[Kabar-indonesia] 3.2m Drug Users in Indonesia, 15, 000 Die a Year: Agency [+WSJ Page One]

JoyoNews at aol.com JoyoNews at aol.com
Wed Sep 27 13:55:56 MDT 2006


also: JP: Drugs kill 15,000 a year: Agency; and WSJ Page One: 
New Intervention: Novel Police Tactic Puts Drug Markets Out of 
Business [Confronted by the Evidence, Dealers in High Point, 
N.C., Succumb to Pressure; Some Dubbed It Hug-a-Thug]

BBC Monitoring Asia Pacific
September 27, 2006
Source: Suara Merdeka website,
Semarang, in Indonesian 27 Sep 06

Anti-narcotics chief says 3.2 million drug users in Indonesia

Excerpt from report entitled: "3.2 million people use drugs, illegal
substances", published by Indonesian newspaper Suara Merdeka 
website on 27 September

Jakarta: About 3.2 million Indonesians, or 1.5 per cent of the
population, are users of drugs and illegal substances. Of this total,
800,000 use needles.

This was announced by the head of BNN (National Narcotics Agency),
Police Commissioner General I Made Mangku Pastika, during a break in a
hearing with Commission-III of the DPR in Jakarta on Tuesday (26
September).

These figures, he said, were the results of research carried out by
the BNN in conjunction with the University of Indonesia in 2005. "Of
this total, 60 per cent of users are infected with HIV/AIDS. Some
15,000 Indonesians die as a result of overdosing or HIV/AIDS each
year," he said.

He continued that 23 per cent of Indonesia's prison population was
serving time for drug related offences. [Passage omitted]
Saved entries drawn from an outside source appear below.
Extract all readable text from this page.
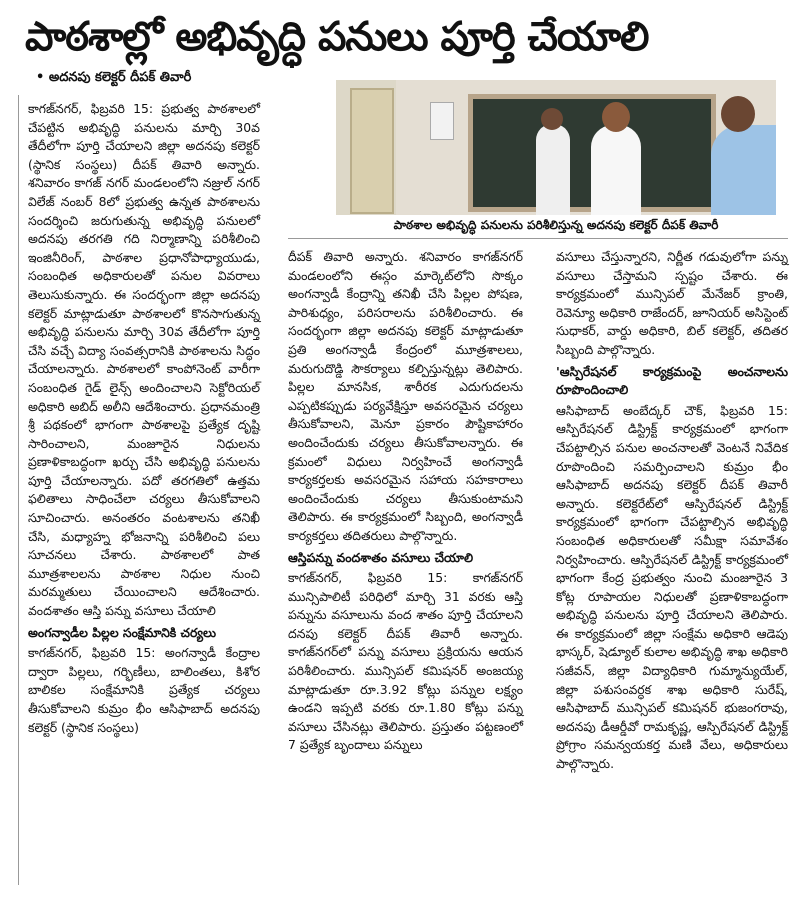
పాఠశాల్లో అభివృద్ధి పనులు పూర్తి చేయాలి
• అదనపు కలెక్టర్ దీపక్ తివారీ
పాఠశాల అభివృద్ధి పనులను పరిశీలిస్తున్న అదనపు కలెక్టర్ దీపక్ తివారీ

కాగజ్‌నగర్, ఫిబ్రవరి 15: ప్రభుత్వ పాఠశాలలో చేపట్టిన అభివృద్ధి పనులను మార్చి 30వ తేదీలోగా పూర్తి చేయాలని జిల్లా అదనపు కలెక్టర్ (స్థానిక సంస్థలు) దీపక్ తివారి అన్నారు. శనివారం కాగజ్ నగర్ మండలంలోని నజ్రుల్ నగర్ విలేజ్ నంబర్ 8లో ప్రభుత్వ ఉన్నత పాఠశాలను సందర్శించి జరుగుతున్న అభివృద్ధి పనులలో అదనపు తరగతి గది నిర్మాణాన్ని పరిశీలించి ఇంజినీరింగ్, పాఠశాల ప్రధానోపాధ్యాయుడు, సంబంధిత అధికారులతో పనుల వివరాలు తెలుసుకున్నారు. ఈ సందర్భంగా జిల్లా అదనపు కలెక్టర్ మాట్లాడుతూ పాఠశాలలో కొనసాగుతున్న అభివృద్ధి పనులను మార్చి 30వ తేదీలోగా పూర్తి చేసి వచ్చే విద్యా సంవత్సరానికి పాఠశాలను సిద్ధం చేయాలన్నారు. పాఠశాలలో కాంపోనెంట్ వారీగా సంబంధిత గైడ్ లైన్స్ అందించాలని సెక్టోరియల్ అధికారి అబిద్ అలీని ఆదేశించారు. ప్రధానమంత్రి శ్రీ పథకంలో భాగంగా పాఠశాలపై ప్రత్యేక దృష్టి సారించాలని, మంజూరైన నిధులను ప్రణాళికాబద్ధంగా ఖర్చు చేసి అభివృద్ధి పనులను పూర్తి చేయాలన్నారు. పదో తరగతిలో ఉత్తమ ఫలితాలు సాధించేలా చర్యలు తీసుకోవాలని సూచించారు. అనంతరం వంటశాలను తనిఖీ చేసి, మధ్యాహ్న భోజనాన్ని పరిశీలించి పలు సూచనలు చేశారు. పాఠశాలలో పాత మూత్రశాలలను పాఠశాల నిధుల నుంచి మరమ్మతులు చేయించాలని ఆదేశించారు. వందశాతం ఆస్తి పన్ను వసూలు చేయాలి

అంగన్వాడీల పిల్లల సంక్షేమానికి చర్యలు

కాగజ్‌నగర్, ఫిబ్రవరి 15: అంగన్వాడీ కేంద్రాల ద్వారా పిల్లలు, గర్భిణీలు, బాలింతలు, కిశోర బాలికల సంక్షేమానికి ప్రత్యేక చర్యలు తీసుకోవాలని కుమ్రం భీం ఆసిఫాబాద్ అదనపు కలెక్టర్ (స్థానిక సంస్థలు)

దీపక్ తివారి అన్నారు. శనివారం కాగజ్‌నగర్ మండలంలోని ఈస్గం మార్కెట్‌లోని సొక్కం అంగన్వాడీ కేంద్రాన్ని తనిఖీ చేసి పిల్లల పోషణ, పారిశుధ్యం, పరిసరాలను పరిశీలించారు. ఈ సందర్భంగా జిల్లా అదనపు కలెక్టర్ మాట్లాడుతూ ప్రతి అంగన్వాడీ కేంద్రంలో మూత్రశాలలు, మరుగుదొడ్డి సౌకర్యాలు కల్పిస్తున్నట్లు తెలిపారు. పిల్లల మానసిక, శారీరక ఎదుగుదలను ఎప్పటికప్పుడు పర్యవేక్షిస్తూ అవసరమైన చర్యలు తీసుకోవాలని, మెనూ ప్రకారం పౌష్టికాహారం అందించేందుకు చర్యలు తీసుకోవాలన్నారు. ఈ క్రమంలో విధులు నిర్వహించే అంగన్వాడీ కార్యకర్తలకు అవసరమైన సహాయ సహకారాలు అందించేందుకు చర్యలు తీసుకుంటామని తెలిపారు. ఈ కార్యక్రమంలో సిబ్బంది, అంగన్వాడీ కార్యకర్తలు తదితరులు పాల్గొన్నారు.

ఆస్తిపన్ను వందశాతం వసూలు చేయాలి

కాగజ్‌నగర్, ఫిబ్రవరి 15: కాగజ్‌నగర్ మున్సిపాలిటీ పరిధిలో మార్చి 31 వరకు ఆస్తి పన్నును వసూలును వంద శాతం పూర్తి చేయాలని దనపు కలెక్టర్ దీపక్ తివారీ అన్నారు. కాగజ్‌నగర్‌లో పన్ను వసూలు ప్రక్రియను ఆయన పరిశీలించారు. మున్సిపల్ కమిషనర్ అంజయ్య మాట్లాడుతూ రూ.3.92 కోట్లు పన్నుల లక్ష్యం ఉండని ఇప్పటి వరకు రూ.1.80 కోట్లు పన్ను వసూలు చేసినట్లు తెలిపారు. ప్రస్తుతం పట్టణంలో 7 ప్రత్యేక బృందాలు పన్నులు

వసూలు చేస్తున్నారని, నిర్ణీత గడువులోగా పన్ను వసూలు చేస్తామని స్పష్టం చేశారు. ఈ కార్యక్రమంలో మున్సిపల్ మేనేజర్ క్రాంతి, రెవెన్యూ అధికారి రాజేందర్, జూనియర్ అసిస్టెంట్ సుధాకర్, వార్డు అధికారి, బిల్ కలెక్టర్, తదితర సిబ్బంది పాల్గొన్నారు.

'ఆస్పిరేషనల్ కార్యక్రమంపై అంచనాలను రూపొందించాలి

ఆసిఫాబాద్ అంబేద్కర్ చౌక్, ఫిబ్రవరి 15: ఆస్పిరేషనల్ డిస్ట్రిక్ట్ కార్యక్రమంలో భాగంగా చేపట్టాల్సిన పనుల అంచనాలతో వెంటనే నివేదిక రూపొందించి సమర్పించాలని కుమ్రం భీం ఆసిఫాబాద్ అదనపు కలెక్టర్ దీపక్ తివారీ అన్నారు. కలెక్టరేట్‌లో ఆస్పిరేషనల్ డిస్ట్రిక్ట్ కార్యక్రమంలో భాగంగా చేపట్టాల్సిన అభివృద్ధి సంబంధిత అధికారులతో సమీక్షా సమావేశం నిర్వహించారు. ఆస్పిరేషనల్ డిస్ట్రిక్ట్ కార్యక్రమంలో భాగంగా కేంద్ర ప్రభుత్వం నుంచి మంజూరైన 3 కోట్ల రూపాయల నిధులతో ప్రణాళికాబద్ధంగా అభివృద్ధి పనులను పూర్తి చేయాలని తెలిపారు. ఈ కార్యక్రమంలో జిల్లా సంక్షేమ అధికారి ఆడెపు భాస్కర్, షెడ్యూల్ కులాల అభివృద్ధి శాఖ అధికారి సజీవన్, జిల్లా విద్యాధికారి గుమ్మాన్యుయేల్, జిల్లా పశుసంవర్ధక శాఖ అధికారి సురేష్, ఆసిఫాబాద్ మున్సిపల్ కమిషనర్ భుజంగరావు, అదనపు డీఆర్డీవో రామకృష్ణ, ఆస్పిరేషనల్ డిస్ట్రిక్ట్ ప్రోగ్రాం సమన్వయకర్త మణి వేలు, అధికారులు పాల్గొన్నారు.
Made further said that the high number of convicted drug offenders was
the result of a dramatic rise in the number of raids being launched by
police.

"It's the same with traffic offences. When the police intensify
traffic operations, the number of people booked rises accordingly. It
doesn't mean that previously we weren't conscientious, but when Gen
Sutanto took over as national police chief, the number of raids being
launched rose at a remarkable rate".

----------------------------------------

The Jakarta Post
September 27, 2006

Drugs kill 15,000 a year: Agency 

The Jakarta Post, Jakarta

Each year, more than 15,000 people in Indonesia die from illegal drug use, 
according to the chairman of the National Narcotics Agency (BNN), Insp. Gen. I 
Made Mangku Pastika.

"This means that almost 40 people are killed every day," Pastika said in a 
hearing Tuesday with House of Representatives Commission III on law and internal 
security. 

Pastika was quoting figures from a study conducted by the BNN in 
collaboration with the University of Indonesia between 2004 and 2005. 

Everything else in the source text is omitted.